# The fit_instructions dictionary

The `fit_instructions`

dictionary is similar to the `model_components`

dictionary described in the making model galaxies section. Available options are the same, however as well as fixed values, the user can specify parameters to be fitted by defining a prior range and probability density function.

For example, a very simple model could be fitted with the following `fit_instructions`

dictionary:

```
burst = {}
burst["age"] = (0., 15.) # Vary age from 0 to 15 Gyr
burst["metallicity"] = (0., 2.5) # Vary metallicity from 0 to 2.5 Solar
burst["massformed"] = (0., 13.) # Vary log_10(mass formed) from 0 to 13
fit_instructions = {}
fit_instructions["burst"] = burst # Add the burst sfh component to the fit
fit_instructions["redshift"] = (0., 10.) # Vary observed redshift from 0 to 10
```

Note that the code also automatically imposes a limit that no stars can form before the big bang, so the upper limit on the prior on burst[“age”] will vary with observed redshift.

Combining this with the simple example from the inputting observational data section:

```
import bagpipes as pipes
eg_filt_list = ["list", "of", "filters"]
def load_data(ID, filtlist):
# Do some stuff to load up data for the object with the correct ID number
return spectrum, photometry
ID_number = "0001"
galaxy = pipes.galaxy(ID_number, load_data, filt_list=eg_filt_list)
fit = pipes.fit(galaxy, fit_instructions)
```

There is no need to vary all of the parameters in `fit_instructions`

. Parameters can still be fixed to single values just like in `model_components`

. Additionally, parameters can be set to mirror other parameters which are fixed or fitted. For example:

```
burst1 = {} # A burst component
burst1["age"] = 0.1 # Fix age to 0.1 Gyr
burst1["metallicity"] = (0., 2.5) # Vary metallicity from 0 to 2.5 Solar
burst1["massformed"] = (0., 13.) # Vary log_10(mass formed) from 0 to 13
burst2 = {} # A second burst component
burst2["age"] = 1.0 # Fix the age to 1.0 Gyr
burst2["metallicity"] = "burst1:metallicity" # Mirror burst1:metallicity
burst2["massformed"] = (0., 13.) # Vary log_10(mass formed) from 0 to 13
fit_instructions = {}
fit_instructions["burst1"] = burst1 # Add the burst1 sfh component to the fit
fit_instructions["burst2"] = burst2 # Add the burst2 sfh component to the fit
fit_instructions["redshift"] = (0., 10.) # Vary observed redshift from 0 to 10
```

## Adding priors

At the moment, all of the parameters in the above example are fitted with uniform priors by default.
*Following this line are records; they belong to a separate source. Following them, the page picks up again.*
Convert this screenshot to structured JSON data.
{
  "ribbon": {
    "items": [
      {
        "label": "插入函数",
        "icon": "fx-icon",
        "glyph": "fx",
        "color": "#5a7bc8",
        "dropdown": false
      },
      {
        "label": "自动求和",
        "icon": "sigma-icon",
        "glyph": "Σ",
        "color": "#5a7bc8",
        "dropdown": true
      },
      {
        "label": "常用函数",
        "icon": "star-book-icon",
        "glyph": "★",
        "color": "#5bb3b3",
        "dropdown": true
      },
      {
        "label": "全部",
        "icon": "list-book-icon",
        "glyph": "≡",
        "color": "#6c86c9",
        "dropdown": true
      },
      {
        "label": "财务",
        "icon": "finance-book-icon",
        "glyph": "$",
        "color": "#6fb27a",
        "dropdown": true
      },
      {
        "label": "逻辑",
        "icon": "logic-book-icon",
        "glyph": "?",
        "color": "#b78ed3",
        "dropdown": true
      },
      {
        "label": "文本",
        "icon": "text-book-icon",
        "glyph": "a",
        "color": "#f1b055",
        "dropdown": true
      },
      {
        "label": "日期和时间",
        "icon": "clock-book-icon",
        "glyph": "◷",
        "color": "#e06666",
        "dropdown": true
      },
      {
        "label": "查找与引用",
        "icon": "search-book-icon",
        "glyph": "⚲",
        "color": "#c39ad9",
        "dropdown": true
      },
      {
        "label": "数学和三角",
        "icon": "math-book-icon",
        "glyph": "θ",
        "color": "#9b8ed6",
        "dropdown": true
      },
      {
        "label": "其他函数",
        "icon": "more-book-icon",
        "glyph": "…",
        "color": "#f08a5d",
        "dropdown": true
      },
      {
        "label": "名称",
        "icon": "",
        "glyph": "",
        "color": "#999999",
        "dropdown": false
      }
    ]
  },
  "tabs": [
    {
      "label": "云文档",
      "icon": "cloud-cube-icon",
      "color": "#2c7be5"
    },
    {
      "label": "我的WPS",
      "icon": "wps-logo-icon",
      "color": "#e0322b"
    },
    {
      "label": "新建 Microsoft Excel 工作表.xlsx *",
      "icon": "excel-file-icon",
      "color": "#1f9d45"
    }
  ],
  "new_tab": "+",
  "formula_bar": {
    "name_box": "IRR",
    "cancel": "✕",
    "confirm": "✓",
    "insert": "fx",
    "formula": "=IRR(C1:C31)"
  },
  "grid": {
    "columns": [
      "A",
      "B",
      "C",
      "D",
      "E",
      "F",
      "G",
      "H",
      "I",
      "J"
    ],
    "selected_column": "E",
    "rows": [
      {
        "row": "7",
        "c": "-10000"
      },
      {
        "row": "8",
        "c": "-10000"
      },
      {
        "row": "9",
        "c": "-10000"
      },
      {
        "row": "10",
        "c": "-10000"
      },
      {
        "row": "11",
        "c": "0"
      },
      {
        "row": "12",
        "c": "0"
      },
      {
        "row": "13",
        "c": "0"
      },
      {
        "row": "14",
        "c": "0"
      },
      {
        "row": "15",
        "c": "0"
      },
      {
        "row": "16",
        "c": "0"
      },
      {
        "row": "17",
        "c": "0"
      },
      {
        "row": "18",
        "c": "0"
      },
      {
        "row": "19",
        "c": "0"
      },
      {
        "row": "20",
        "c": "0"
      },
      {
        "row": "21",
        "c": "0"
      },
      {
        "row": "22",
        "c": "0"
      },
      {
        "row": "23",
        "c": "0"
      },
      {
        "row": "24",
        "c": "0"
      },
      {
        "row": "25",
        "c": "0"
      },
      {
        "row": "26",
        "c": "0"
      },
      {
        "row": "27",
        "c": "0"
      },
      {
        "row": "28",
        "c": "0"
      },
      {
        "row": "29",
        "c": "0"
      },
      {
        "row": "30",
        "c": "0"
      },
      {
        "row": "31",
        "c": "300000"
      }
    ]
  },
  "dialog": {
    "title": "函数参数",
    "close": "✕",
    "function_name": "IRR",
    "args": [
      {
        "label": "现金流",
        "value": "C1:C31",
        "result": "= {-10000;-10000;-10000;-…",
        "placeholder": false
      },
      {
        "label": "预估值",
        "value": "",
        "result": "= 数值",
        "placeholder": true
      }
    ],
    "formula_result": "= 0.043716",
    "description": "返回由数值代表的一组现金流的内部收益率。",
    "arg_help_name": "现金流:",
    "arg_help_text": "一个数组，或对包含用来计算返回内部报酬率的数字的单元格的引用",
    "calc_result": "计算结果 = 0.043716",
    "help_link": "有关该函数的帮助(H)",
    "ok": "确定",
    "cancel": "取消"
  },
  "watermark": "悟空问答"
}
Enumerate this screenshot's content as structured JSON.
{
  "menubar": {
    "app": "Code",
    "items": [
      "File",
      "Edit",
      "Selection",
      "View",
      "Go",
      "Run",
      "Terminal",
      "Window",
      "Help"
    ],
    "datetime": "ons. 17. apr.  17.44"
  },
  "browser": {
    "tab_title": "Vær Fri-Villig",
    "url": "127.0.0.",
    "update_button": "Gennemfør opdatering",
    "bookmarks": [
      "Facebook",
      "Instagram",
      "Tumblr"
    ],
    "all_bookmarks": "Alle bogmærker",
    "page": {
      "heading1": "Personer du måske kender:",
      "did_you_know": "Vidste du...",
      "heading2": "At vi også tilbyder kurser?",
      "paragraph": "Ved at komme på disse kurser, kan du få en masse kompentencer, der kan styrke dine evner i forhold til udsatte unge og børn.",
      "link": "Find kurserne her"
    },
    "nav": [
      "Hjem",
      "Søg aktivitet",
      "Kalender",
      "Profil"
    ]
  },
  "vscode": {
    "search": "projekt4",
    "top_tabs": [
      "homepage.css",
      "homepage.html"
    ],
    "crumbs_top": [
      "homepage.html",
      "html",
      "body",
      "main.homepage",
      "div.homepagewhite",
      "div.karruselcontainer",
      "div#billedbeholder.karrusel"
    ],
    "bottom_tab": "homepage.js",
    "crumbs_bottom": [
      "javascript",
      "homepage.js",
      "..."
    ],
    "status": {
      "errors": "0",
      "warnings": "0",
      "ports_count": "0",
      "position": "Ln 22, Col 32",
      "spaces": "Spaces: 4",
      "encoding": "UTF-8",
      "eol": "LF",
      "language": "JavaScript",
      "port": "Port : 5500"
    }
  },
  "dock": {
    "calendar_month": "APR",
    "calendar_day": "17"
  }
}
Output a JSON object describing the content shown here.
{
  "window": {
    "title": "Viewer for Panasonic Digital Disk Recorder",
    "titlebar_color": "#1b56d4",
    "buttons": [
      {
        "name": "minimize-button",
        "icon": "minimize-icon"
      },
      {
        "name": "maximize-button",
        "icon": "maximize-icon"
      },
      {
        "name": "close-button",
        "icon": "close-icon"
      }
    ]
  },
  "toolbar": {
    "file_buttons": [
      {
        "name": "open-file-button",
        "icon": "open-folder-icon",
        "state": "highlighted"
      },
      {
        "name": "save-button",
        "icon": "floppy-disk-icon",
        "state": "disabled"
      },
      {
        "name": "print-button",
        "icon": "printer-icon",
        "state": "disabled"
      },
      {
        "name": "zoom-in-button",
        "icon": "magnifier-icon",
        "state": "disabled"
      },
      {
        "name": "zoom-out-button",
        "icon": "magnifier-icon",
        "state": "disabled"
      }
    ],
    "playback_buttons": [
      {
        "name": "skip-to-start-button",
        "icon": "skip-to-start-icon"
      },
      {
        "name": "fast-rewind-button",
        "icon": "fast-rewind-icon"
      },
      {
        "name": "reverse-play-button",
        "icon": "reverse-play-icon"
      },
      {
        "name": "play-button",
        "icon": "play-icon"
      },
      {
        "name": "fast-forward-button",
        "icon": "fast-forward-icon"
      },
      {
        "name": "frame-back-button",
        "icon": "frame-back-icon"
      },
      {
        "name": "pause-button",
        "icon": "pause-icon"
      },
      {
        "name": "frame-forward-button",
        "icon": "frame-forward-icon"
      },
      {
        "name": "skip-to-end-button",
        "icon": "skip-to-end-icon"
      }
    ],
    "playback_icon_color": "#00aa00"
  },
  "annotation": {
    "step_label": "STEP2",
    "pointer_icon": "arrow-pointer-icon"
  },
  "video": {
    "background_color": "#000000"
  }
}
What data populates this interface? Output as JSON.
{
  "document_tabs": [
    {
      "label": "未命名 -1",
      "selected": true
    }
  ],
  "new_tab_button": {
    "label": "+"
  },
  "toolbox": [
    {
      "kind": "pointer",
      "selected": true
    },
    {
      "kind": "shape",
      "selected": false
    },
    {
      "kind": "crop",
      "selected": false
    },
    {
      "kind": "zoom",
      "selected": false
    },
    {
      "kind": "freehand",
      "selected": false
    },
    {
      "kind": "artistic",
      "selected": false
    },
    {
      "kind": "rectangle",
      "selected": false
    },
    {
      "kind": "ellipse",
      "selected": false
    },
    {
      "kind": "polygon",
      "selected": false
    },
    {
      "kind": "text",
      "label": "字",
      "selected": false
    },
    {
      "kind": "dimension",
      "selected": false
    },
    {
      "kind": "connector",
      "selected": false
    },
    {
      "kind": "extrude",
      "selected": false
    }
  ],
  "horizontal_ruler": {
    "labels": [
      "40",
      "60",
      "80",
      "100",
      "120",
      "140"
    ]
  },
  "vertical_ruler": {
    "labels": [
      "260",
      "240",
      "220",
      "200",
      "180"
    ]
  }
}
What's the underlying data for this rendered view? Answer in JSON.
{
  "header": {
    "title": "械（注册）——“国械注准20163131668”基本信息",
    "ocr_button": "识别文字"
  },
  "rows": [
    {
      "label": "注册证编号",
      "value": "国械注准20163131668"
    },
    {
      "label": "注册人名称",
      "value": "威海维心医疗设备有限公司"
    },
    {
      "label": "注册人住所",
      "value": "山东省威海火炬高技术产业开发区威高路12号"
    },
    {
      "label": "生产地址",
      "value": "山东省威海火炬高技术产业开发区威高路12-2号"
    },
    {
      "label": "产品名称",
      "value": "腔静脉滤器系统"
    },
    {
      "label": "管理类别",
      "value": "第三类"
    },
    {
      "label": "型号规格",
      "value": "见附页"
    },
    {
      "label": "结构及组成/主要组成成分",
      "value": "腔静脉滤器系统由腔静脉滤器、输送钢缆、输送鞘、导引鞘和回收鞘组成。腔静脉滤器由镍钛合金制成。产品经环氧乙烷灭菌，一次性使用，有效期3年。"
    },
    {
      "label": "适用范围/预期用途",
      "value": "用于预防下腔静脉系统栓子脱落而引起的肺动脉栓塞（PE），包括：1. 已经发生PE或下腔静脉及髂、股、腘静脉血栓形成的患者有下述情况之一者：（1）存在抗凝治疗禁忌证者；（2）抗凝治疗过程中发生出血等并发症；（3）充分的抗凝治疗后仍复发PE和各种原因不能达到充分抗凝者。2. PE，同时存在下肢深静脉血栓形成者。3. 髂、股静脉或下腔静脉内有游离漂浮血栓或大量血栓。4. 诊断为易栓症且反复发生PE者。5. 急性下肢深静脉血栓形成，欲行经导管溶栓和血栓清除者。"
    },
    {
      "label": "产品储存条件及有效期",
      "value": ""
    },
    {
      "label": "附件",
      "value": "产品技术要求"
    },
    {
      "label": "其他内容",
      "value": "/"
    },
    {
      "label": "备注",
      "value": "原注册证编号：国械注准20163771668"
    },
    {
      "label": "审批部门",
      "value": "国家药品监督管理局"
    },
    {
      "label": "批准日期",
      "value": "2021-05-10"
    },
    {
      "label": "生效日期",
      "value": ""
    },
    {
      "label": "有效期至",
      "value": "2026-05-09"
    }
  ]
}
We can add further keys to the relevant dictionaries to specify different priors. For example, if we wanted the prior on stellar metallicity to be uniform in log_10 of the parameter:

```
burst = {}
burst["age"] = (0., 13.)
burst["metallicity"] = (0.01, 5.)
burst["metallicity_prior"] = "log_10"
burst["massformed"] = (0., 13.)
```

The list of currently available priors is:

```
component = {}
component["parameter_prior"] = "uniform" # Uniform prior
component["parameter_prior"] = "log_10" # Uniform in log_10(parameter)
component["parameter_prior"] = "log_e" # Uniform in log_e(parameter)
component["parameter_prior"] = "pow_10" # Uniform in 10**parameter
component["parameter_prior"] = "recip" # Uniform in 1/parameter
component["parameter_prior"] = "recipsq" # Uniform in 1/parameter**2
component["parameter_prior"] = "Gaussian" # Gaussian, also requires:
component["parameter_prior_mu"] = 0.5 # Gaussian mean
component["parameter_prior_sigma"] = 0.1 # Gaussian standard dev.
```

The limits specified are still applied when a Gaussian prior is used, for example:

```
fit_instructions["redshift"] = (0., 1.)
fit_instructions["redshift_prior"] = "Gaussian"
fit_instructions["redshift_prior_mu"] = 0.7
fit_instructions["redshift_prior_sigma"] = 0.2
```

will result in a Gaussian prior on redshift centred on 0.7 with standard deviation 0.2 but which is always constrained to be between 0 and 1.